福知山市パーム油発電所
福知山市のパーム油発電所を視察する日本共産党の福知山、舞鶴両市議団

 福知山市土師(はぜ)新町の住宅街に隣接する地域で稼働中の「三恵(さんけい)福知山バイオマス発電所」の周辺住民から、騒音や臭いについての苦情や眠れないなど健康被害を訴える声が上がっています。住民は、事業者に対して早期の対策実施を求めて地域を上げて活動しています。

「眠れない」「臭いに吐気、受診した」

 発電所は、パチンコ店経営やソーラー発電事業などを行う三恵観光(同市堀)が運営し、2017年6月から稼働しています。パーム油を燃料に使用し、発電容量は1760㌔㍗。発電した電力は電力会社に売電しています。

 発電所の敷地境界から、最も近い住宅までの距離は約10㍍ほどです。
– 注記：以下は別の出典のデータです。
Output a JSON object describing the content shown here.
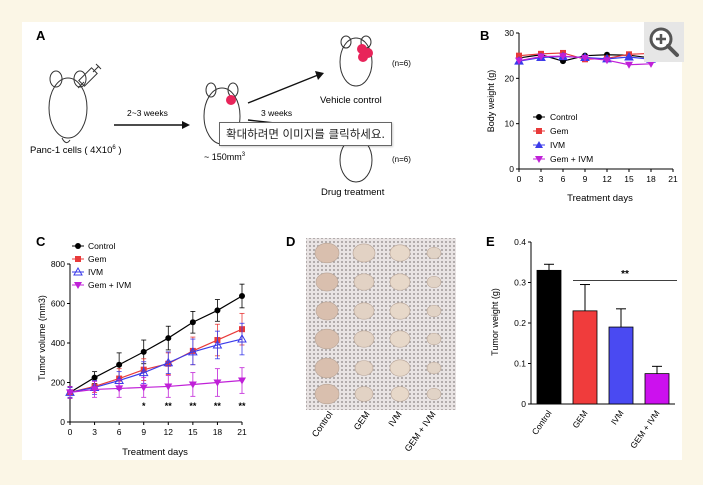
{
  "panel_labels": {
    "a": "A",
    "b": "B",
    "c": "C",
    "d": "D",
    "e": "E"
  },
  "panel_a": {
    "cells_label": "Panc-1 cells ( 4X10",
    "cells_exp": "6",
    "cells_end": " )",
    "weeks_label": "2~3 weeks",
    "volume_label": "~ 150mm",
    "volume_exp": "3",
    "three_weeks_label": "3 weeks",
    "vehicle_label": "Vehicle control",
    "drug_label": "Drug treatment",
    "n_top": "(n=6)",
    "n_bottom": "(n=6)",
    "tumor_color": "#e8245a"
  },
  "tooltip": "확대하려면 이미지를 클릭하세요.",
  "zoom_icon": "zoom-in-icon",
  "chart_data": [
    {
      "panel": "B",
      "type": "line",
      "xlabel": "Treatment days",
      "ylabel": "Body weight (g)",
      "x": [
        0,
        3,
        6,
        9,
        12,
        15,
        18,
        21
      ],
      "xticks": [
        "0",
        "3",
        "6",
        "9",
        "12",
        "15",
        "18",
        "21"
      ],
      "yticks": [
        "0",
        "10",
        "20",
        "30"
      ],
      "ylim": [
        0,
        30
      ],
      "legend_position": "bottom-left",
      "series": [
        {
          "name": "Control",
          "color": "#000000",
          "marker": "circle",
          "values": [
            24.5,
            25.2,
            23.8,
            25.0,
            25.2,
            25.1,
            24.5,
            null
          ]
        },
        {
          "name": "Gem",
          "color": "#e83a3a",
          "marker": "square",
          "values": [
            25.0,
            25.4,
            25.6,
            24.2,
            24.4,
            25.3,
            25.5,
            null
          ]
        },
        {
          "name": "IVM",
          "color": "#3b3bea",
          "marker": "triangle",
          "values": [
            23.8,
            24.6,
            24.8,
            24.6,
            24.3,
            24.7,
            24.2,
            null
          ]
        },
        {
          "name": "Gem + IVM",
          "color": "#c020d8",
          "marker": "triangle-down",
          "values": [
            23.9,
            24.8,
            24.9,
            24.5,
            24.0,
            23.0,
            23.2,
            null
          ]
        }
      ]
    },
    {
      "panel": "C",
      "type": "line",
      "xlabel": "Treatment  days",
      "ylabel": "Tumor volume (mm3)",
      "x": [
        0,
        3,
        6,
        9,
        12,
        15,
        18,
        21
      ],
      "xticks": [
        "0",
        "3",
        "6",
        "9",
        "12",
        "15",
        "18",
        "21"
      ],
      "yticks": [
        "0",
        "200",
        "400",
        "600",
        "800"
      ],
      "ylim": [
        0,
        800
      ],
      "legend_position": "top-left",
      "significance": [
        {
          "x": 9,
          "label": "*"
        },
        {
          "x": 12,
          "label": "**"
        },
        {
          "x": 15,
          "label": "**"
        },
        {
          "x": 18,
          "label": "**"
        },
        {
          "x": 21,
          "label": "**"
        }
      ],
      "series": [
        {
          "name": "Control",
          "color": "#000000",
          "marker": "circle",
          "values": [
            150,
            225,
            290,
            355,
            425,
            505,
            565,
            638
          ],
          "errors": [
            30,
            30,
            60,
            60,
            60,
            55,
            55,
            60
          ]
        },
        {
          "name": "Gem",
          "color": "#e83a3a",
          "marker": "square",
          "values": [
            150,
            180,
            220,
            265,
            295,
            360,
            415,
            470
          ],
          "errors": [
            25,
            30,
            50,
            55,
            55,
            70,
            80,
            80
          ]
        },
        {
          "name": "IVM",
          "color": "#3b3bea",
          "marker": "triangle",
          "values": [
            150,
            175,
            210,
            250,
            300,
            355,
            390,
            420
          ],
          "errors": [
            25,
            35,
            45,
            55,
            55,
            65,
            70,
            80
          ]
        },
        {
          "name": "Gem + IVM",
          "color": "#c020d8",
          "marker": "triangle-down",
          "values": [
            150,
            165,
            170,
            175,
            180,
            190,
            200,
            210
          ],
          "errors": [
            30,
            40,
            45,
            50,
            55,
            60,
            70,
            65
          ]
        }
      ]
    },
    {
      "panel": "E",
      "type": "bar",
      "ylabel": "Tumor weight  (g)",
      "categories": [
        "Control",
        "GEM",
        "IVM",
        "GEM + IVM"
      ],
      "values": [
        0.33,
        0.23,
        0.19,
        0.075
      ],
      "errors": [
        0.015,
        0.065,
        0.045,
        0.018
      ],
      "colors": [
        "#000000",
        "#f03c3c",
        "#4a4af2",
        "#cc11ee"
      ],
      "yticks": [
        "0",
        "0.1",
        "0.2",
        "0.3",
        "0.4"
      ],
      "ylim": [
        0,
        0.4
      ],
      "significance": "**"
    }
  ],
  "panel_d": {
    "columns": [
      "Control",
      "GEM",
      "IVM",
      "GEM + IVM"
    ]
  }
}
近隣住民によると、稼働前に同社から、発電施設の屋外では騒音レベルを「50以下」とし、臭いについては「問題にならないレベル」と説明を受けたといいます。

住宅街(手前)に隣接する高台に建てられたパーム油発電所

 しかし、稼働が始まるとボーという騒音が響くとともに、油が焦げたような不快な臭いが漂うようになりました。
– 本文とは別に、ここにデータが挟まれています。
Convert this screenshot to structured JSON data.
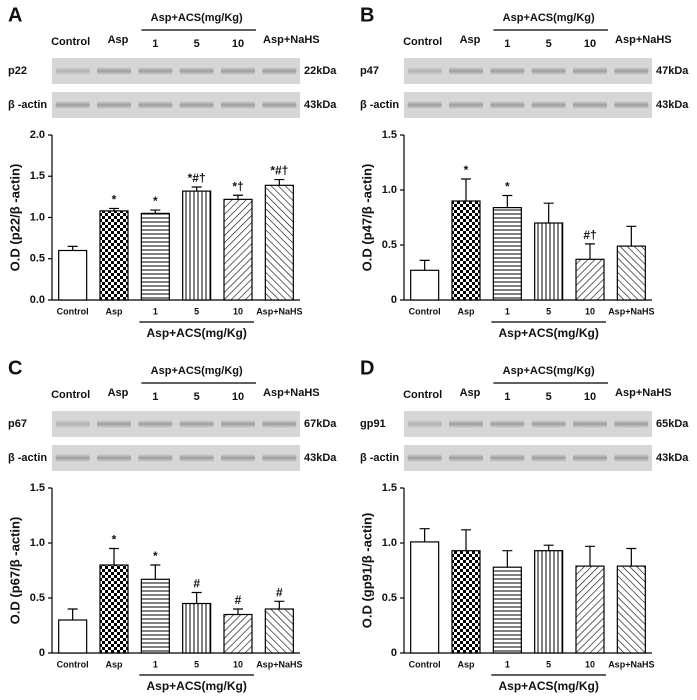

 住民からは、「24時間の騒音で眠れない」「騒音で発電所に面した部屋は使えなくなり、物置にした」「臭いで吐き気がし、病院を受診した」などの訴えが相次ぎました。

 こうしたもと、近隣住民は「騒音悪臭問題対策推進会議」を結成。独自に騒音測定などを行い、住宅前で60近くの値を計測しました。また、事業者に対し、事前の説明事項を守るように求める要望書を4月23日に提出しました。

 発電所付近の住宅地には騒音と臭いの対策を求めるのぼりが林立し、地域を上げての取り組みとなっています。同会議によると、同社からは、騒音については調査の結果、法律に基づく環境基準(昼間65、夜間60)を下回っているとともに、臭いは「受忍限度を超えていない」という回答があったといいます。こうした同社の対応に対し、住民は不信感を募らせています。

 同社は、煙突を設置し、住宅と反対の方向に向けるなどの対策を実施しましたが、住民によると「全く効果を実感できない」という状態です。取材に対し、同社広報担当は、「近く騒音と臭気について対策を実施したい」としています。

 住民は同市に対しても対応を求めています。同市生活環境課は環境基準を満たしているために強制的な指導はできないという見解を示した上で「住民の訴えを受け、対策を要望している」としています。

住宅街に多数設置された騒音・悪臭対策を求めるのぼり

 問題となっているパーム油を燃料とする発電所設置が舞鶴市でも計画されています。民間企業が6万5590㌔㍗(約66㍋㍗)の発電所を22年11月の稼働開始予定で建設するものです。計画地の敷地境界から10㍍ほどの場所には民家があり、周辺住民からは、「福知山の事例を聞くと、悪臭と騒音への不安はある」という声が上がっています。

 こうした状況を受け、日本共産党の福知山市議団(塩見卯太郎団長、5人)、舞鶴市議団(伊田悦子団長、4人)は1日、福知山市の発電所を視察し、住民から説明を受けました。塩見団長は「被害に苦しむ住民の声を議会に届け、行政として対応するよう求めていきたい」と話しています。